Récit. Notre chroniqueur parlementaire a suivi de près l’ascension, puis la chute d’Yvan Perrin.
Onze décembre 2013, 17 h. La nuit est déjà tombée sur le Château de Neuchâtel. En ce haut lieu du pouvoir cantonal, j’ai rendez-vous avec Yvan Perrin. Pas pour dresser le bilan de sa première année au gouvernement neuchâtelois. Non. Pour évoquer son amour du Canard enchaîné, un journal satirique français qu’il adore. Dans son bureau, quatre lampes jettent d’étranges jeux d’ombres et de lumières. «Je suis une luminothérapie pour lutter contre la dépression saisonnière dont je souffre», s’excuse le magistrat avec sa franchise coutumière.
Ce soir-là, je me demande bien sûr si Yvan Perrin tiendra jusqu’à la fin de la législature, tant je ressens sa fragilité, presque physiquement. Car la fragilité d’un politicien, c’est tout à la fois beau et rare. Pourquoi ne pas l’accepter, alors que tous les autres élus feignent pour leur part l’invulnérabilité en permanence?
La réponse à mon interrogation est désormais connue: c’est non. Yvan Perrin n’aura tenu que treize mois: sa démission était devenue inéluctable, de l’aveu même de tous les proches du conseiller d’Etat UDC.
Le point de bascule de sa vie politique remonte aux années 2010-2011. A un an des élections fédérales, le vice-président de l’UDC, policier de profession, se brouille deux fois avec Jean Studer, le conseiller d’Etat socialiste, son chef politique. D’une part, il demande un congé de six mois, qui lui est refusé. D’autre part, il dérape en justifiant la torture dans les cas extrêmes. Des propos inacceptables pour Jean Studer, qui lance une enquête disciplinaire contre lui.
Inégal, le duel use nerveusement Yvan Perrin.
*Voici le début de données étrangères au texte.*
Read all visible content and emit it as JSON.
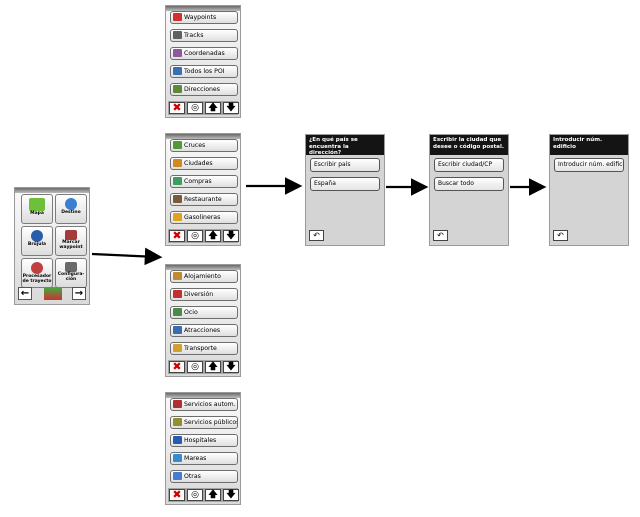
{
  "main_menu": {
    "tiles": [
      {
        "label": "Mapa",
        "color": "#6fbf3a"
      },
      {
        "label": "Destino",
        "color": "#3a7fd0"
      },
      {
        "label": "Brújula",
        "color": "#2b5cab"
      },
      {
        "label": "Marcar waypoint",
        "color": "#a33b3b"
      },
      {
        "label": "Procesador de trayecto",
        "color": "#c04040"
      },
      {
        "label": "Configura-ción",
        "color": "#6a6a6a"
      }
    ],
    "left_arrow": "←",
    "right_arrow": "→"
  },
  "toolbar": {
    "delete": "✖",
    "target": "◎",
    "up": "🡅",
    "down": "🡇"
  },
  "lists": [
    {
      "items": [
        {
          "label": "Waypoints",
          "color": "#d03030"
        },
        {
          "label": "Tracks",
          "color": "#606060"
        },
        {
          "label": "Coordenadas",
          "color": "#8a5a9a"
        },
        {
          "label": "Todos los POI",
          "color": "#3a6fb0"
        },
        {
          "label": "Direcciones",
          "color": "#5a8a3a"
        }
      ]
    },
    {
      "items": [
        {
          "label": "Cruces",
          "color": "#4d9a3a"
        },
        {
          "label": "Ciudades",
          "color": "#d08a20"
        },
        {
          "label": "Compras",
          "color": "#3aa05a"
        },
        {
          "label": "Restaurante",
          "color": "#7a5a3a"
        },
        {
          "label": "Gasolineras",
          "color": "#e0a020"
        }
      ]
    },
    {
      "items": [
        {
          "label": "Alojamiento",
          "color": "#c08a30"
        },
        {
          "label": "Diversión",
          "color": "#c03030"
        },
        {
          "label": "Ocio",
          "color": "#4a8a4a"
        },
        {
          "label": "Atracciones",
          "color": "#3a6ab0"
        },
        {
          "label": "Transporte",
          "color": "#d0a030"
        }
      ]
    },
    {
      "items": [
        {
          "label": "Servicios autom.",
          "color": "#b03030"
        },
        {
          "label": "Servicios públicos",
          "color": "#909030"
        },
        {
          "label": "Hospitales",
          "color": "#2a5ab0"
        },
        {
          "label": "Mareas",
          "color": "#3a8ad0"
        },
        {
          "label": "Otras",
          "color": "#4a7ad0"
        }
      ]
    }
  ],
  "dialogs": [
    {
      "header": "¿En qué país se encuentra la dirección?",
      "fields": [
        "Escribir país",
        "España"
      ],
      "back": "↶"
    },
    {
      "header": "Escribir la ciudad que desee o código postal.",
      "fields": [
        "Escribir ciudad/CP",
        "Buscar todo"
      ],
      "back": "↶"
    },
    {
      "header": "Introducir núm. edificio",
      "fields": [
        "Introducir núm. edifici"
      ],
      "back": "↶"
    }
  ]
}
Je le croise au soir des élections fédérales du 23 octobre 2011, lorsqu’il quitte les studios de la TV alémanique. «Je viens d’envoyer ma lettre de démission à la police neuchâteloise, vous n’imaginez pas à quel point je suis soulagé», me confie-t-il. Il travaillera à mi-temps dans la sécurité privée.
Yvan Perrin restera toujours convaincu qu’il a été victime d’une «éviction politique». Il en nourrit – probablement inconsciemment – un sentiment de revanche. A partir de là, il se met en tête de briguer le Conseil d’Etat. Il lisse son profil en lâchant la vice-présidence de l’UDC pour devenir plus consensuel. Car, cette fois-ci, c’est du sérieux. Pas comme en 2005, quand il avait été en lice pour gagner en visibilité. Il sera le chef à son tour. Rien ne l’arrête, même pas un récent burn-out. Et il ne veut pas tirer les enseignements d’une rechute très alcoolisée en décembre 2013.
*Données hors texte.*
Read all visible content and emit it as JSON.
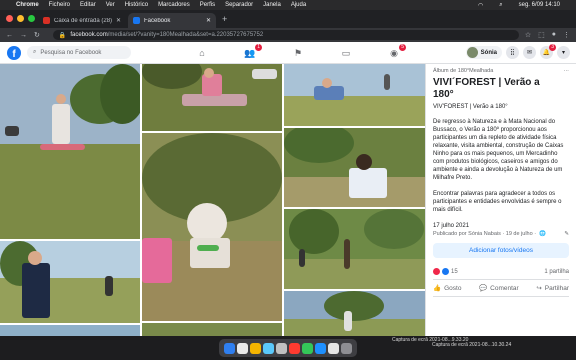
{
  "macos": {
    "apple_icon": "apple-icon",
    "app": "Chrome",
    "menus": [
      "Ficheiro",
      "Editar",
      "Ver",
      "Histórico",
      "Marcadores",
      "Perfis",
      "Separador",
      "Janela",
      "Ajuda"
    ],
    "clock": "seg. 6/09  14:10"
  },
  "browser": {
    "tabs": [
      {
        "label": "Caixa de entrada (28) - sonia...",
        "favicon_color": "#d93025",
        "active": false
      },
      {
        "label": "Facebook",
        "favicon_color": "#1877f2",
        "active": true
      }
    ],
    "new_tab": "+",
    "url_domain": "facebook.com",
    "url_path": "/media/set/?vanity=180Mealhada&set=a.22035727675752"
  },
  "facebook": {
    "logo": "f",
    "search_placeholder": "Pesquisa no Facebook",
    "nav": [
      {
        "icon": "home-icon",
        "glyph": "⌂",
        "badge": ""
      },
      {
        "icon": "friends-icon",
        "glyph": "👥",
        "badge": "1"
      },
      {
        "icon": "flag-icon",
        "glyph": "⚑",
        "badge": ""
      },
      {
        "icon": "marketplace-icon",
        "glyph": "▭",
        "badge": ""
      },
      {
        "icon": "groups-icon",
        "glyph": "◉",
        "badge": "5"
      }
    ],
    "profile_name": "Sónia",
    "notifications_badge": "3"
  },
  "album": {
    "crumb": "Álbum de 180°Mealhada",
    "title": "VIVI´FOREST | Verão a 180°",
    "subtitle": "VIV'FOREST | Verão a 180°",
    "description_1": "De regresso à Natureza e à Mata Nacional do Bussaco, o Verão a 180º proporcionou aos participantes um dia repleto de atividade física relaxante, visita ambiental, construção de Caixas Ninho para os mais pequenos, um Mercadinho com produtos biológicos, caseiros e amigos do ambiente e ainda a devolução à Natureza de um Milhafre Preto.",
    "description_2": "Encontrar palavras para agradecer a todos os participantes e entidades envolvidas é sempre o mais difícil.",
    "date": "17 julho 2021",
    "published_by": "Publicado por Sónia Nabais · 19 de julho ·",
    "add_button": "Adicionar fotos/vídeos",
    "reactions": "15",
    "shares": "1 partilha",
    "like": "Gosto",
    "comment": "Comentar",
    "share": "Partilhar"
  },
  "screenshots": [
    "Captura de ecrã 2021-08...9.33.20",
    "Captura de ecrã 2021-08...10.30.24"
  ]
}
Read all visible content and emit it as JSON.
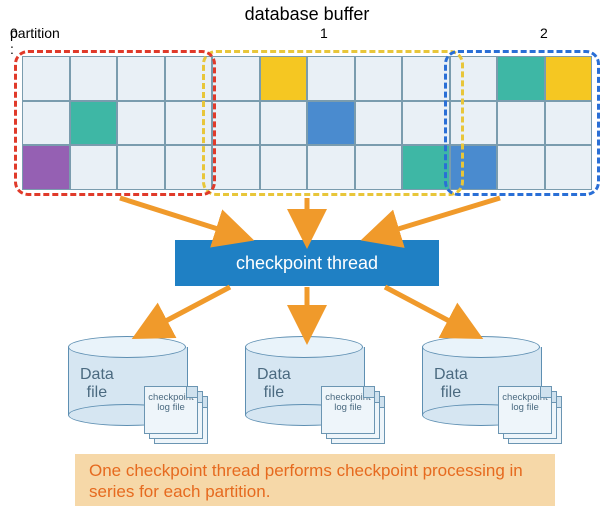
{
  "title": "database buffer",
  "partition_prefix": "partition : ",
  "partitions": [
    "0",
    "1",
    "2"
  ],
  "partition_colors": {
    "0": "#e03a2a",
    "1": "#e8c63a",
    "2": "#2a6fd6"
  },
  "grid": {
    "rows": 3,
    "cols": 12,
    "colored_cells": [
      {
        "row": 0,
        "col": 5,
        "color": "yellow"
      },
      {
        "row": 0,
        "col": 10,
        "color": "teal"
      },
      {
        "row": 0,
        "col": 11,
        "color": "yellow"
      },
      {
        "row": 1,
        "col": 1,
        "color": "teal"
      },
      {
        "row": 1,
        "col": 6,
        "color": "blue"
      },
      {
        "row": 2,
        "col": 0,
        "color": "purple"
      },
      {
        "row": 2,
        "col": 8,
        "color": "teal"
      },
      {
        "row": 2,
        "col": 9,
        "color": "blue"
      }
    ]
  },
  "checkpoint_label": "checkpoint thread",
  "cylinder": {
    "data_label": "Data\nfile",
    "log_label": "checkpoint\nlog file"
  },
  "caption": "One checkpoint thread performs checkpoint processing in series for each partition."
}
Le problème, c’est qu’Yvan Perrin n’est pas un homme de gouvernement. Il n’aime pas décider. Il ne sait pas s’entourer. Il a toujours refusé d’engager un collaborateur personnel, le premier conseil que lui a donné son parti. Seul face aux défis trop lourds pour lui, seul dans la maison familiale de La Côte-aux-Fées, il s’enferme et il boit.
Le cas Perrin est un drame humain dont nous sommes tous un peu responsables. On peut s’interroger sur la qualité des soignants qui l’ont pris en charge. Comment est-il possible qu’un patient qui entre en clinique puisse chatter sur Facebook en pleine nuit et en ressortir beaucoup trop vite, alors qu’il n’est pas guéri? Les médias? En révélant la gravité de son état de santé, ils ont certes posé les bonnes questions. Mais en résumant souvent les dernières élections neuchâteloises à la seule affaire Perrin, ils ont aussi assuré son élection en suscitant une énorme vague compassionnelle à son égard. Quant à l’UDC, elle aurait pu, et dû, éviter une candidature qu’elle savait risquée. Mais elle savait bien qu’Yvan Perrin était sa seule chance d’entrer au Château.
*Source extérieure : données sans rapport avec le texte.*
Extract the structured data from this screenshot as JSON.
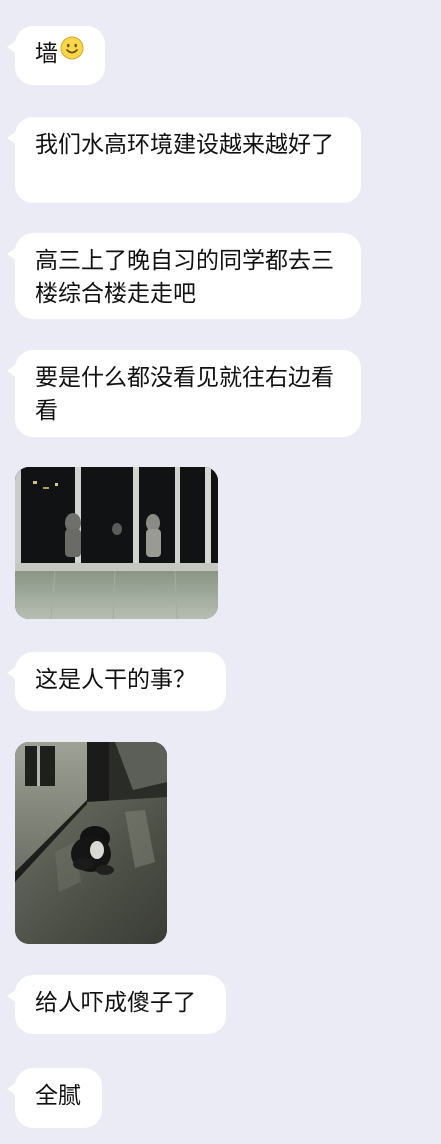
{
  "messages": [
    {
      "type": "text",
      "text": "墙",
      "emoji": "smile-emoji"
    },
    {
      "type": "text",
      "text": "我们水高环境建设越来越好了"
    },
    {
      "type": "text",
      "text": "高三上了晚自习的同学都去三楼综合楼走走吧"
    },
    {
      "type": "text",
      "text": "要是什么都没看见就往右边看看"
    },
    {
      "type": "image",
      "content": "photo-window-night"
    },
    {
      "type": "text",
      "text": "这是人干的事？"
    },
    {
      "type": "image",
      "content": "photo-corridor-crouching-figure"
    },
    {
      "type": "text",
      "text": "给人吓成傻子了"
    },
    {
      "type": "text",
      "text": "全腻"
    }
  ],
  "colors": {
    "background": "#ebebf5",
    "bubble": "#ffffff",
    "text": "#111111"
  }
}
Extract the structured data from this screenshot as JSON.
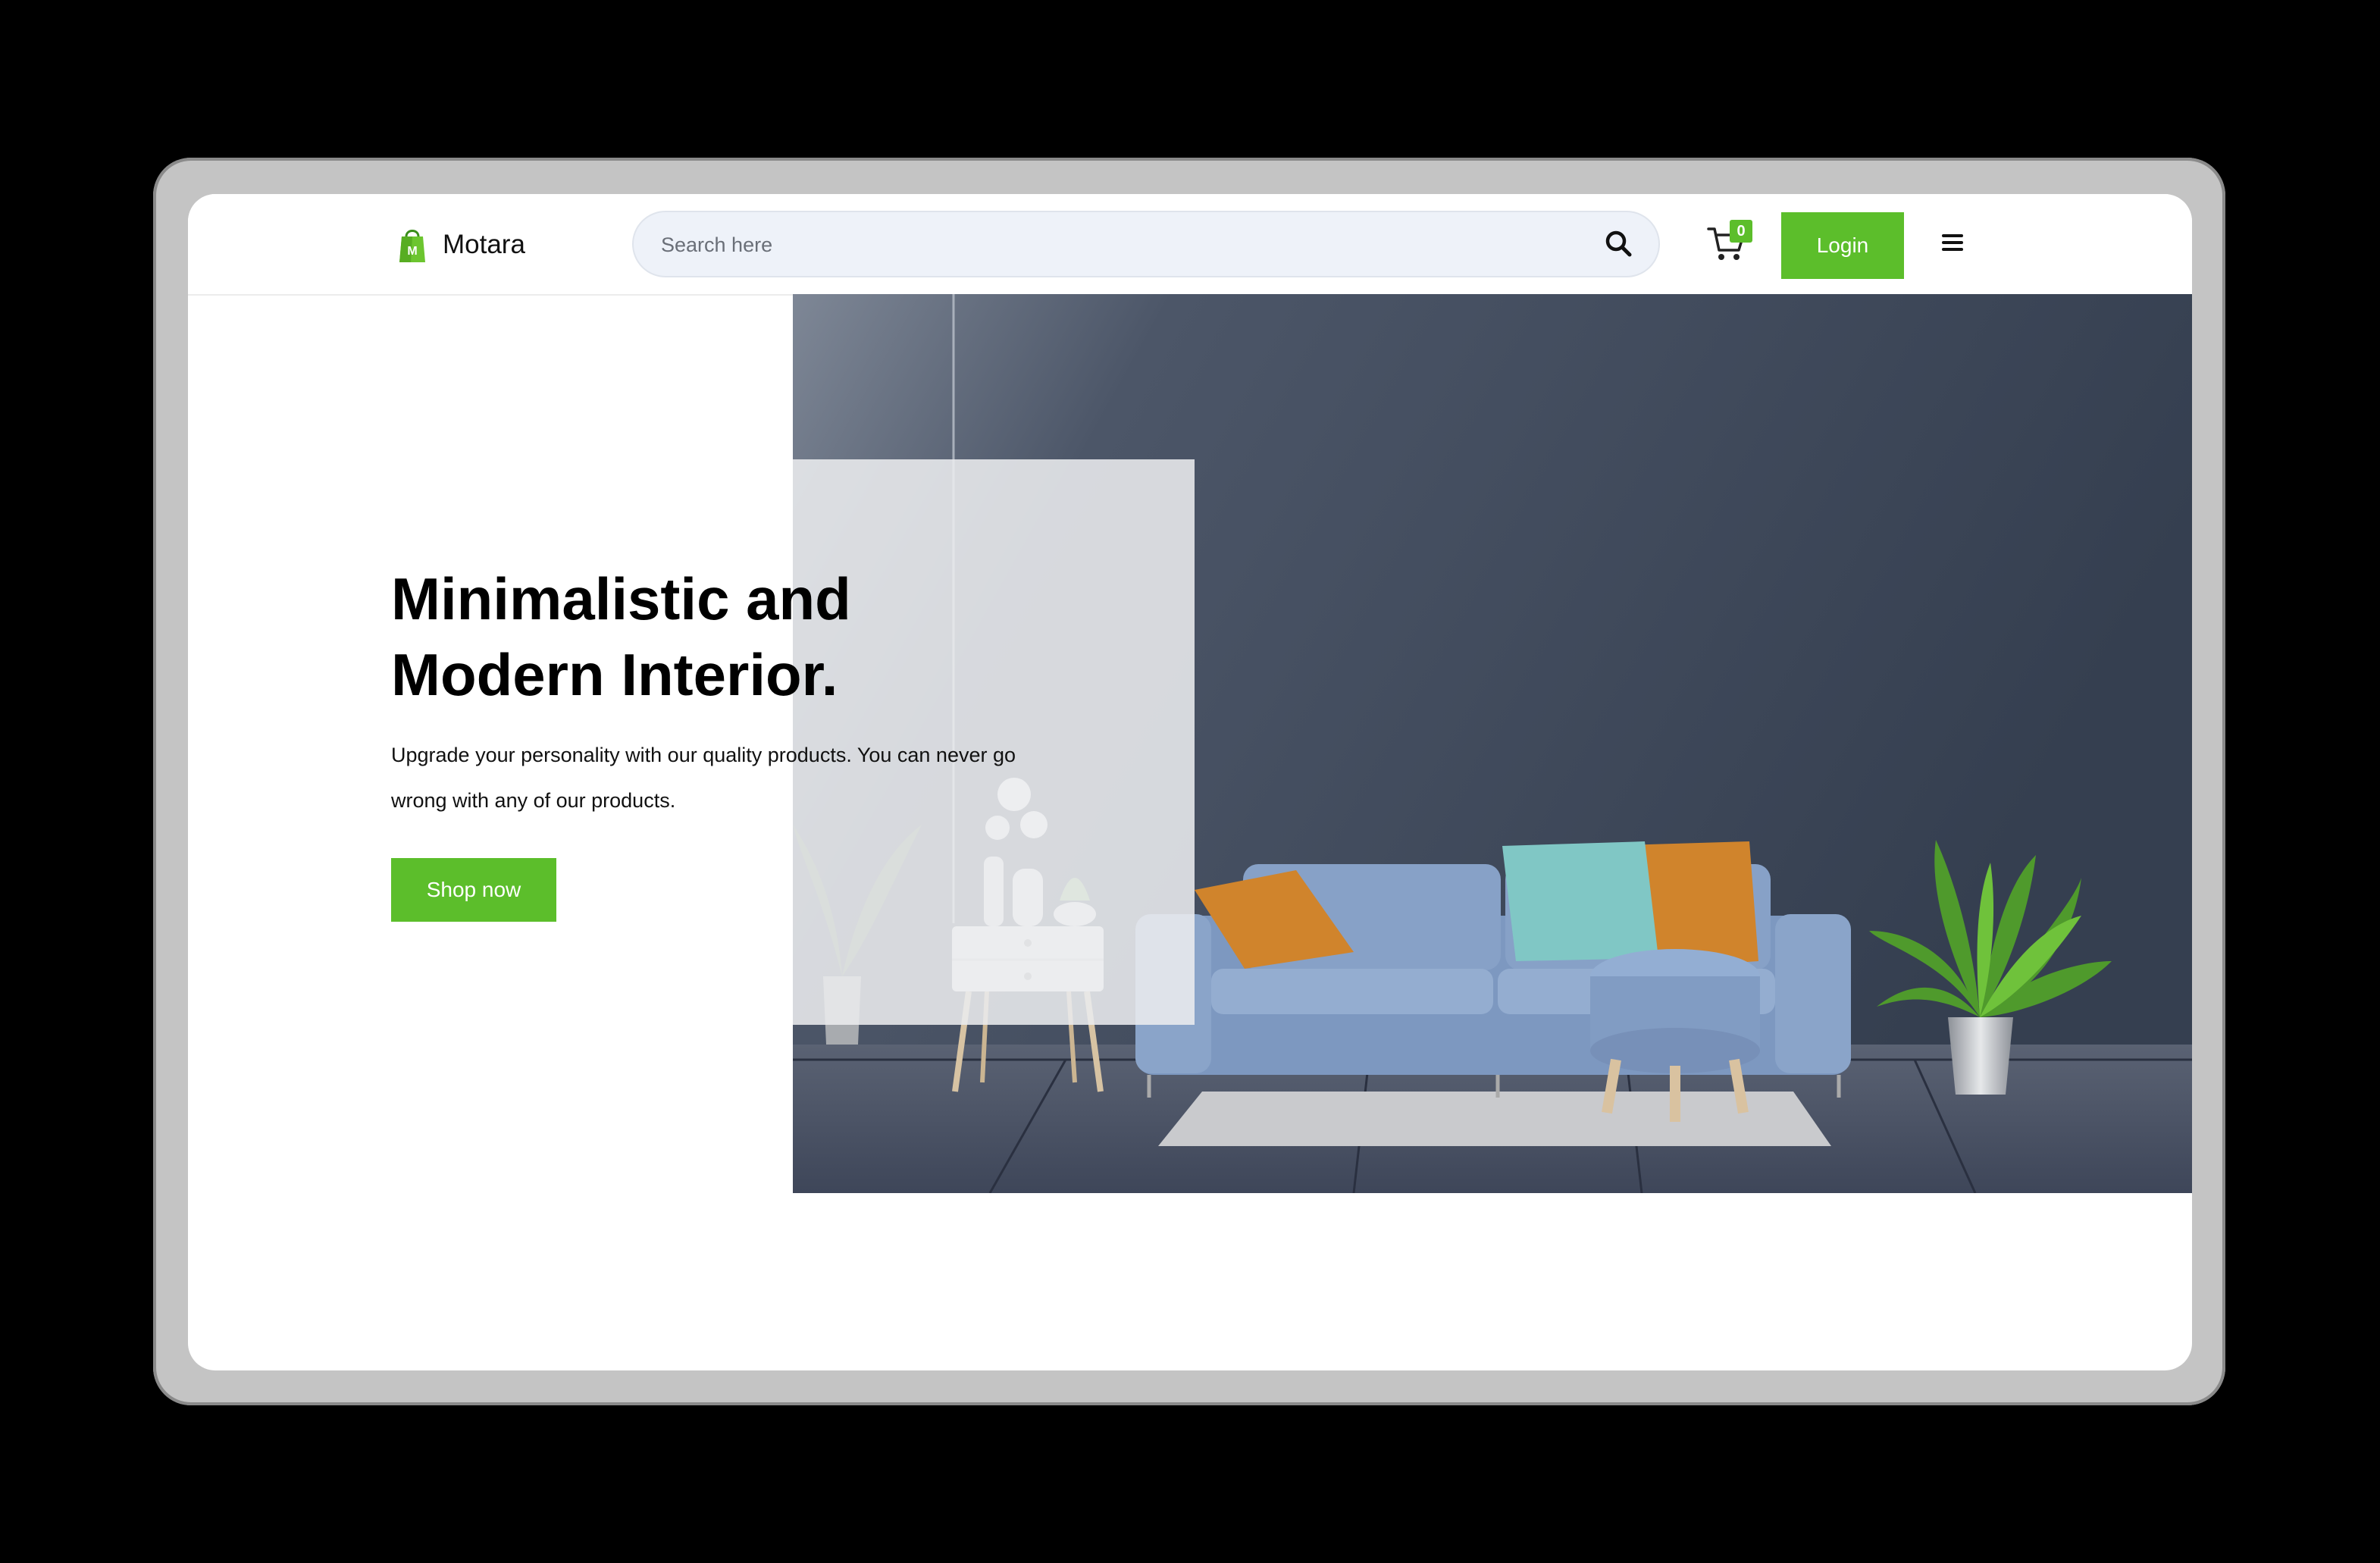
{
  "brand": {
    "name": "Motara",
    "logo_letter": "M",
    "logo_icon": "shopping-bag-icon"
  },
  "search": {
    "placeholder": "Search here",
    "value": "",
    "icon": "search-icon"
  },
  "cart": {
    "icon": "cart-icon",
    "count": "0"
  },
  "header": {
    "login_label": "Login",
    "menu_icon": "hamburger-menu-icon"
  },
  "hero": {
    "title_line1": "Minimalistic and",
    "title_line2": "Modern Interior.",
    "desc_line1": "Upgrade your personality with our quality products. You can never go",
    "desc_line2": "wrong with any of our products.",
    "cta_label": "Shop now",
    "image": "living-room-photo"
  },
  "colors": {
    "accent": "#5cbe2b",
    "wall": "#3a4556",
    "floor": "#4b5465",
    "sofa": "#7f9cc6",
    "pillow_orange": "#d0842c",
    "pillow_teal": "#7fc8c4"
  }
}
Seul point positif dans cette sombre affaire: le gouvernement neuchâtelois, déchiré lors de la législature précédente, semble sortir de cette épreuve soudé comme jamais. Au Château comme dans le Val-de-Travers, l’été commence. J’espère qu’Yvan Perrin profite de sa lumière, à défaut de celle des projecteurs médiatiques.